Reputation: 4092
I have been trying to use this question and this tutorial to get the table and links for the list of available rpackages in cran
I got that right doing this:
library(rvest)
page <- read_html("http://cran.r-project.org/web/packages/available_packages_by_name.html") %>% html_node("table") %>% html_table(fill = TRUE, header = FALSE)
When I try to get the links is where I get in trouble, I tried using the selector gadget for the first column of the table (Packages links) and I got the node td a
, so I tried this:
test2 <- read_html("http://cran.r-project.org/web/packages/available_packages_by_name.html") %>% html_node("td a") %>% html_attr("href")

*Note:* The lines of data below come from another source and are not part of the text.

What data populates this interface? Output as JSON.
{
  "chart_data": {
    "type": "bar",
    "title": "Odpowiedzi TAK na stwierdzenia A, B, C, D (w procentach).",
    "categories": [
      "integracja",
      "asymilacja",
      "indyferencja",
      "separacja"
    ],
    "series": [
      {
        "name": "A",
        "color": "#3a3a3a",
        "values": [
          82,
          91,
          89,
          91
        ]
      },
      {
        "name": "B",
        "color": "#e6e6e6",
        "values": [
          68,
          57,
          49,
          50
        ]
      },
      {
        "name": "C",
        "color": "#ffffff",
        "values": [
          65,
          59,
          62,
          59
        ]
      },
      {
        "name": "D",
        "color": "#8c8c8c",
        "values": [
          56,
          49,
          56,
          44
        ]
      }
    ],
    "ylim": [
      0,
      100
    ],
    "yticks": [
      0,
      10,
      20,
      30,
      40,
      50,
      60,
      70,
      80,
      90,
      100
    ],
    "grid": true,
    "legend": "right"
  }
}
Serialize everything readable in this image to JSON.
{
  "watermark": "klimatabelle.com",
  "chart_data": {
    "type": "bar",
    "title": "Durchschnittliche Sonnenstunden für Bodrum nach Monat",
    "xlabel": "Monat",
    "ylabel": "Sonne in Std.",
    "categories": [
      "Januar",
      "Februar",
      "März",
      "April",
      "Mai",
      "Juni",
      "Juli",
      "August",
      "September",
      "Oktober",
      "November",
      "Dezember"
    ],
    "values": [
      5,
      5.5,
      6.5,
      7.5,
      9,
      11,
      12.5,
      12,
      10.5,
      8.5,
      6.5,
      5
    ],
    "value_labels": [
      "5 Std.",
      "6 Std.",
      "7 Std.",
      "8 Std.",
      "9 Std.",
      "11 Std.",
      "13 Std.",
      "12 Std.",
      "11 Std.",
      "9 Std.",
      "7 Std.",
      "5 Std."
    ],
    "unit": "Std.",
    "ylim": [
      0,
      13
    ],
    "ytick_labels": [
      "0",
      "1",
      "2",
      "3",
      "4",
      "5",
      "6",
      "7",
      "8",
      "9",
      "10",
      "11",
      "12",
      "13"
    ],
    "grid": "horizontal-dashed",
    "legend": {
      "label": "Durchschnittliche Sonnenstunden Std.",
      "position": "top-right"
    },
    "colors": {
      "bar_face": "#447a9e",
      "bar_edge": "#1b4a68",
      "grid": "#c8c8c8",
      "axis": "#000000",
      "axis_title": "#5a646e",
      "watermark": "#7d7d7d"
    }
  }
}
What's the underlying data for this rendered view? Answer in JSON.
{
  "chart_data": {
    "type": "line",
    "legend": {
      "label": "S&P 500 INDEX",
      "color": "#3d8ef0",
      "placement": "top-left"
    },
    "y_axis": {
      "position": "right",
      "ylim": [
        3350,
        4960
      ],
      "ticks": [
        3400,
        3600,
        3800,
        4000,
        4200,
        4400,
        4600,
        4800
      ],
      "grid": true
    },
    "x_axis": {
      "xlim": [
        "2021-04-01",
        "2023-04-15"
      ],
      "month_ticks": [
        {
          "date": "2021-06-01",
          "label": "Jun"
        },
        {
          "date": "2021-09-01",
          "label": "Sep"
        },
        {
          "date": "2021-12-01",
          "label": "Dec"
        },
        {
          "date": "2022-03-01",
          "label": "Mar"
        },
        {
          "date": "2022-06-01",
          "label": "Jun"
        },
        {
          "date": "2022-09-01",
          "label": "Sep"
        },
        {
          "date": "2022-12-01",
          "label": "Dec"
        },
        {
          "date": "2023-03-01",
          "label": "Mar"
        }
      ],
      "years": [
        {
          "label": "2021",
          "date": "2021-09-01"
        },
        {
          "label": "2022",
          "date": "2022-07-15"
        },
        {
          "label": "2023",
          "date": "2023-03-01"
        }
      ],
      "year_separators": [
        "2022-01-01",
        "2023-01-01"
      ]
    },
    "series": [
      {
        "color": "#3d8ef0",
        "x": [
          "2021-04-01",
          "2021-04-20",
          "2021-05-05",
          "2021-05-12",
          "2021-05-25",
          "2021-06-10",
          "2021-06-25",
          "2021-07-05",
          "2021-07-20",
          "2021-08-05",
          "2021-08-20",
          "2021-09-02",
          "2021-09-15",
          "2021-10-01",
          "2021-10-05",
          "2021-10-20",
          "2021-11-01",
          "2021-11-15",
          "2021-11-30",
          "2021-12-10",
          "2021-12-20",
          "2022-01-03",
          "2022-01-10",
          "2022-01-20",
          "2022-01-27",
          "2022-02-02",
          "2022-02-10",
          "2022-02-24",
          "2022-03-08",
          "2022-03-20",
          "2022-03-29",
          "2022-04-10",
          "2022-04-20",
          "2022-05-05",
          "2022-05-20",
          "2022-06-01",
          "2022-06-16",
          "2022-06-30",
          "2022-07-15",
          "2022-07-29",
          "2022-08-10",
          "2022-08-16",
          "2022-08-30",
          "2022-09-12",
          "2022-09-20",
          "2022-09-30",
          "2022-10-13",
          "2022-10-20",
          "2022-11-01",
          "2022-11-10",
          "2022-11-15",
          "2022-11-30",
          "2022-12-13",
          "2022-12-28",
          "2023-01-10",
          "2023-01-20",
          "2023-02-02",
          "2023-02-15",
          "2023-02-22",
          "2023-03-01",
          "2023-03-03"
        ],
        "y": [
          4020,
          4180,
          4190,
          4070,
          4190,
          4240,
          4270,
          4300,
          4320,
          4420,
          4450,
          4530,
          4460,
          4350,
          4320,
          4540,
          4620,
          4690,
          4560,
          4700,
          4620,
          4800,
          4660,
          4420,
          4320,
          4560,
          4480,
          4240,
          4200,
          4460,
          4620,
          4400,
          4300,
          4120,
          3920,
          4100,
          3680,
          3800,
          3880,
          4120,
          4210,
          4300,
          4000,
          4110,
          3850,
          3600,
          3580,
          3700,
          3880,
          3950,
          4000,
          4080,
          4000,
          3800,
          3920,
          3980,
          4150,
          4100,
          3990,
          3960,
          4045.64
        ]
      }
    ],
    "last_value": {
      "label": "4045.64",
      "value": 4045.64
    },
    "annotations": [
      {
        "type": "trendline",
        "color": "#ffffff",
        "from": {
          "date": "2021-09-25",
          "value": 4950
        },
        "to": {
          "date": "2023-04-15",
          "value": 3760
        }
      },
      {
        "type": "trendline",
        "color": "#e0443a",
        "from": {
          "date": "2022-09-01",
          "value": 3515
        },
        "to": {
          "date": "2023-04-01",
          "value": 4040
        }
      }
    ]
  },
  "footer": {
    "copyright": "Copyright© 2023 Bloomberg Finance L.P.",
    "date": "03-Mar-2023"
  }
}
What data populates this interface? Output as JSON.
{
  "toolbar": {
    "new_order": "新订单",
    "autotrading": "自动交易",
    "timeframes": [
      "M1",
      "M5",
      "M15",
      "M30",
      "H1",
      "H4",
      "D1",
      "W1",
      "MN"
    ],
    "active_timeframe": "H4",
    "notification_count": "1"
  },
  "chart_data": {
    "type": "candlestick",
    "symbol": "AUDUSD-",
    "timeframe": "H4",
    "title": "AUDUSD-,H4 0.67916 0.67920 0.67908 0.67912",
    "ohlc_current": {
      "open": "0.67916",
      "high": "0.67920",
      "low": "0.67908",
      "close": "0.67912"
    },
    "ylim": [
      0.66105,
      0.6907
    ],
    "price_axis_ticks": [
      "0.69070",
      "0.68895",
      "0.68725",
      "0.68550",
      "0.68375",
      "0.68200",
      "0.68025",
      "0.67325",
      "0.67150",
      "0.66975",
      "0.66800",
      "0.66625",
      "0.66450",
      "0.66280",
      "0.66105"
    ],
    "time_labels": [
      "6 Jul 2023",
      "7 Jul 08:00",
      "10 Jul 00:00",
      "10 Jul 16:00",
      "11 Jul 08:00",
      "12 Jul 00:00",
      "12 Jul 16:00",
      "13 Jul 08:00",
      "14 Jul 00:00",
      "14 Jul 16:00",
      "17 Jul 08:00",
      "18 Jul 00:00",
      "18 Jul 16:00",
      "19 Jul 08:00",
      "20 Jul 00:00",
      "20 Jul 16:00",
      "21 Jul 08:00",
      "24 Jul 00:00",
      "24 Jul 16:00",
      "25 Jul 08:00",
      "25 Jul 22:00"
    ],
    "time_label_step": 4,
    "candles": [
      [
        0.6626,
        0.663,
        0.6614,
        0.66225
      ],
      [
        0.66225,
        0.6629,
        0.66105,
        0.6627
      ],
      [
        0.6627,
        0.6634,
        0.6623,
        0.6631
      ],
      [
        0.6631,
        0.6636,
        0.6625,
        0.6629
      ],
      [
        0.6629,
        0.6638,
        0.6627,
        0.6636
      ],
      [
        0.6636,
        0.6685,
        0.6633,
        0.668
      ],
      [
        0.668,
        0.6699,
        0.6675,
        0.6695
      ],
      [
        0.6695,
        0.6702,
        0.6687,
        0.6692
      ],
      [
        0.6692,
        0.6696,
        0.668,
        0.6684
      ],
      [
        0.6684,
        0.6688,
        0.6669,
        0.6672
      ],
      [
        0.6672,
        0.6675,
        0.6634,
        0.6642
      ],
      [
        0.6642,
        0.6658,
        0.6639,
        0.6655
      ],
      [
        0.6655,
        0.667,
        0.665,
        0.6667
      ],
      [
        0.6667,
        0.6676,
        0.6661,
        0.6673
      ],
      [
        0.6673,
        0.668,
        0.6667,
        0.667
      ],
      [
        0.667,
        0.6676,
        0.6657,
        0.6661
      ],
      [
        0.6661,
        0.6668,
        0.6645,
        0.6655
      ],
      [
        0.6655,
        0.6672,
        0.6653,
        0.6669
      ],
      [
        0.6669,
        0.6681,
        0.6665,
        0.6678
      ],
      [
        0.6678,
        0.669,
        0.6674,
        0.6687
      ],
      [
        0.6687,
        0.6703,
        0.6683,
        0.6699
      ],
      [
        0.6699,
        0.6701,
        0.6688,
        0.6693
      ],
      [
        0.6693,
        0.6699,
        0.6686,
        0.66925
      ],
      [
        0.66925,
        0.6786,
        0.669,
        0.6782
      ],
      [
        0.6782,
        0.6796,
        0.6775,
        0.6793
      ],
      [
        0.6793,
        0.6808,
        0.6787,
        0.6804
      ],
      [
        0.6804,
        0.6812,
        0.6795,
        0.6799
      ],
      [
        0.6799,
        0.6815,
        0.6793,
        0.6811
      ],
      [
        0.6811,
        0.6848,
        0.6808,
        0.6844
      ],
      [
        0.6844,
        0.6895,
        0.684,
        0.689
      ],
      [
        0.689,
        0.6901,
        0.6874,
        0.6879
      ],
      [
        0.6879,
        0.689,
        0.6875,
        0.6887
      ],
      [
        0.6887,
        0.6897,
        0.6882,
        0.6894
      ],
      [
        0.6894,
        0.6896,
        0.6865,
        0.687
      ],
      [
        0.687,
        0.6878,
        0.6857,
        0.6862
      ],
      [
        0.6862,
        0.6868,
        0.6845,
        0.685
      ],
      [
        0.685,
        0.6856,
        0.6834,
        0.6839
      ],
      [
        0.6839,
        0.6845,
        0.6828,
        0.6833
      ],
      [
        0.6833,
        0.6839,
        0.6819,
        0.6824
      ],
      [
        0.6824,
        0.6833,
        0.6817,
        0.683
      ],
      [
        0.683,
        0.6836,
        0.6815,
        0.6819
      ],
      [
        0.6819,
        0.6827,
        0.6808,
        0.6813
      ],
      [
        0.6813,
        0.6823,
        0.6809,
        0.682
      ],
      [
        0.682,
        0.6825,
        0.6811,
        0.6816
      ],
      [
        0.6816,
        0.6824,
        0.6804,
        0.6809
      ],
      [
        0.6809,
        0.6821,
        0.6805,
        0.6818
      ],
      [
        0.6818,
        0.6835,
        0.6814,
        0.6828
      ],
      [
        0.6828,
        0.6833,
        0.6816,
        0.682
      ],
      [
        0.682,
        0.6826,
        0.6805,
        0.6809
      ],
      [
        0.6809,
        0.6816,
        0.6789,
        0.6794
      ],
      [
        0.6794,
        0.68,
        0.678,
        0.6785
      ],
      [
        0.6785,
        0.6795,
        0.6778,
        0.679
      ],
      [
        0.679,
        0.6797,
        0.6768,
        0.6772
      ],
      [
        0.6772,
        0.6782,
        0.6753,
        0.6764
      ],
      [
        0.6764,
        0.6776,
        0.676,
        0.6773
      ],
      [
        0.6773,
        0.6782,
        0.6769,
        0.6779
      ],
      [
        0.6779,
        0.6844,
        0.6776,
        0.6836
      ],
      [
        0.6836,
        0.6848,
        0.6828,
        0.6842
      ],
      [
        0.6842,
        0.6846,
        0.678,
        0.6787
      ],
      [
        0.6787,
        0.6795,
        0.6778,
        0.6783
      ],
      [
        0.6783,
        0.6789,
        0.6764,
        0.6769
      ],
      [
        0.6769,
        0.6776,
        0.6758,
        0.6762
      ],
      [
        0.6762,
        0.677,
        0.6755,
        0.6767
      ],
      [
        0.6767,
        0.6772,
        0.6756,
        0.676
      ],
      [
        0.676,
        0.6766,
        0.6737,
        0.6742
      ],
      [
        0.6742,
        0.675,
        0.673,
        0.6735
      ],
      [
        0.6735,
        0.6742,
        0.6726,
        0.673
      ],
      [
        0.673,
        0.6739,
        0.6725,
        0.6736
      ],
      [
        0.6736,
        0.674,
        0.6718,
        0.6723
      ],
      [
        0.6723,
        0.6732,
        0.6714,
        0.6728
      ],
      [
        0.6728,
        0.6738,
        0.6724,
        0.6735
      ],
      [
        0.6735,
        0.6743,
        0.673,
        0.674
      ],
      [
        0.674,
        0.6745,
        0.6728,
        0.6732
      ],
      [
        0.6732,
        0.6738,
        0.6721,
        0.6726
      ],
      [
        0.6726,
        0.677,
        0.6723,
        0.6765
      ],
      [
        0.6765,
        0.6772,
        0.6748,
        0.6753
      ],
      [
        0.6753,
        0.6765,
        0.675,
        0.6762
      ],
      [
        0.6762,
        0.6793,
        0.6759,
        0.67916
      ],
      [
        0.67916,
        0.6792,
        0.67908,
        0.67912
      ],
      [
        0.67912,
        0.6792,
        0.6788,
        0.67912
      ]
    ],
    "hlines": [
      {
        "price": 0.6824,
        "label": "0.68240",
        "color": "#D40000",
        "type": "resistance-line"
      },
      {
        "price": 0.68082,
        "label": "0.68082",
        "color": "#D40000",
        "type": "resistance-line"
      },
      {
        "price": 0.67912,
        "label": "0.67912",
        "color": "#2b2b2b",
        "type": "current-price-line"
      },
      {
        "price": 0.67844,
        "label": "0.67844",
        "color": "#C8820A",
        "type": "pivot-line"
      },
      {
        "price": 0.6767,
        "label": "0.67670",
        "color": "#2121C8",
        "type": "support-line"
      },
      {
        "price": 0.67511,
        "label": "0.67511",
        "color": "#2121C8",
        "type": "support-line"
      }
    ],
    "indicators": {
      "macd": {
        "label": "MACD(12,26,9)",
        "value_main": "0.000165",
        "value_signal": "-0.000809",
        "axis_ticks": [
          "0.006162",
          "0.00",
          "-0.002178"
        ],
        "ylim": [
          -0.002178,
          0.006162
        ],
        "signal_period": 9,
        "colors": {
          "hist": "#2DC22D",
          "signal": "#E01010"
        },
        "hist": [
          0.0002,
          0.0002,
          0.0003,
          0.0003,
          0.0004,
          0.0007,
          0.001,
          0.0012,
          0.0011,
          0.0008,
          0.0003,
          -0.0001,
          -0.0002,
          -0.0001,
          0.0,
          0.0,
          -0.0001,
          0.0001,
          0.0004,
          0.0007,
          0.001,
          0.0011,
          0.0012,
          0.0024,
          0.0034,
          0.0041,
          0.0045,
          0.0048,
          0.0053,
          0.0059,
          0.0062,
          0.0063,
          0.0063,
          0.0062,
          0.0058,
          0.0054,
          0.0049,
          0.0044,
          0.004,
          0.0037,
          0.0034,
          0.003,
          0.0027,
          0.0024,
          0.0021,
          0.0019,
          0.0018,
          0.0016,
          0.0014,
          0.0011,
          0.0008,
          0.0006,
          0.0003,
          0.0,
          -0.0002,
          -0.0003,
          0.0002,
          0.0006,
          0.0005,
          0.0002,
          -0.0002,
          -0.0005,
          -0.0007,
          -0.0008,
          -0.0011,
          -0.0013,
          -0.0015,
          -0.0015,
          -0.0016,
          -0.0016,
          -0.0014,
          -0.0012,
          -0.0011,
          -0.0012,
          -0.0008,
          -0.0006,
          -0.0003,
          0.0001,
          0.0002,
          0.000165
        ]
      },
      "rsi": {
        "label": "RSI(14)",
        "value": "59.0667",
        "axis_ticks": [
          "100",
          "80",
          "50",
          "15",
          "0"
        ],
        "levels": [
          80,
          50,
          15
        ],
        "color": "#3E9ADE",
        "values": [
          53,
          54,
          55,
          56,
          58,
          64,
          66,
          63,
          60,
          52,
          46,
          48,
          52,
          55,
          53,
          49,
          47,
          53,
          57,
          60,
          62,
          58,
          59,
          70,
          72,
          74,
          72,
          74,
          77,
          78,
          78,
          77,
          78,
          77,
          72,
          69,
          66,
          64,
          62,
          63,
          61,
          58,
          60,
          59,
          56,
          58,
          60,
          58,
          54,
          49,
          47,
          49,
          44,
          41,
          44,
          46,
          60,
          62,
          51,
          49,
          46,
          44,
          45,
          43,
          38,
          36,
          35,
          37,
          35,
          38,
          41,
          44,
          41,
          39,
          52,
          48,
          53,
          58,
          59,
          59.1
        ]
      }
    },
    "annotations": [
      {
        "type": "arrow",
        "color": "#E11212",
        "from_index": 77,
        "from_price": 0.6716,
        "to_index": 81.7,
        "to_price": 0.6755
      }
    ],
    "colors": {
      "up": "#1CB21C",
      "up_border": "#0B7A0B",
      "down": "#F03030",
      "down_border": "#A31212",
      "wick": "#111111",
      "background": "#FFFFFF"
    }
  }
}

But I only get the first link, then I thought I could get all the href
from the tables and tried the following:
test3 <- read_html("http://cran.r-project.org/web/packages/available_packages_by_name.html") %>% html_node("table") %>% html_attr("href")
but got nothing, what am I doing wrong?
Upvotes: 0
Views: 112
Reputation: 12819
Essentially, an "s" is missing: html_nodes()
is used instead of html_node
:
x <-
read_html(paste0(
"http://cran.r-project.org/web/",
"packages/available_packages_by_name.html"))
html_nodes(x, "td a") %>%
sapply(html_attr, "href")
Upvotes: 1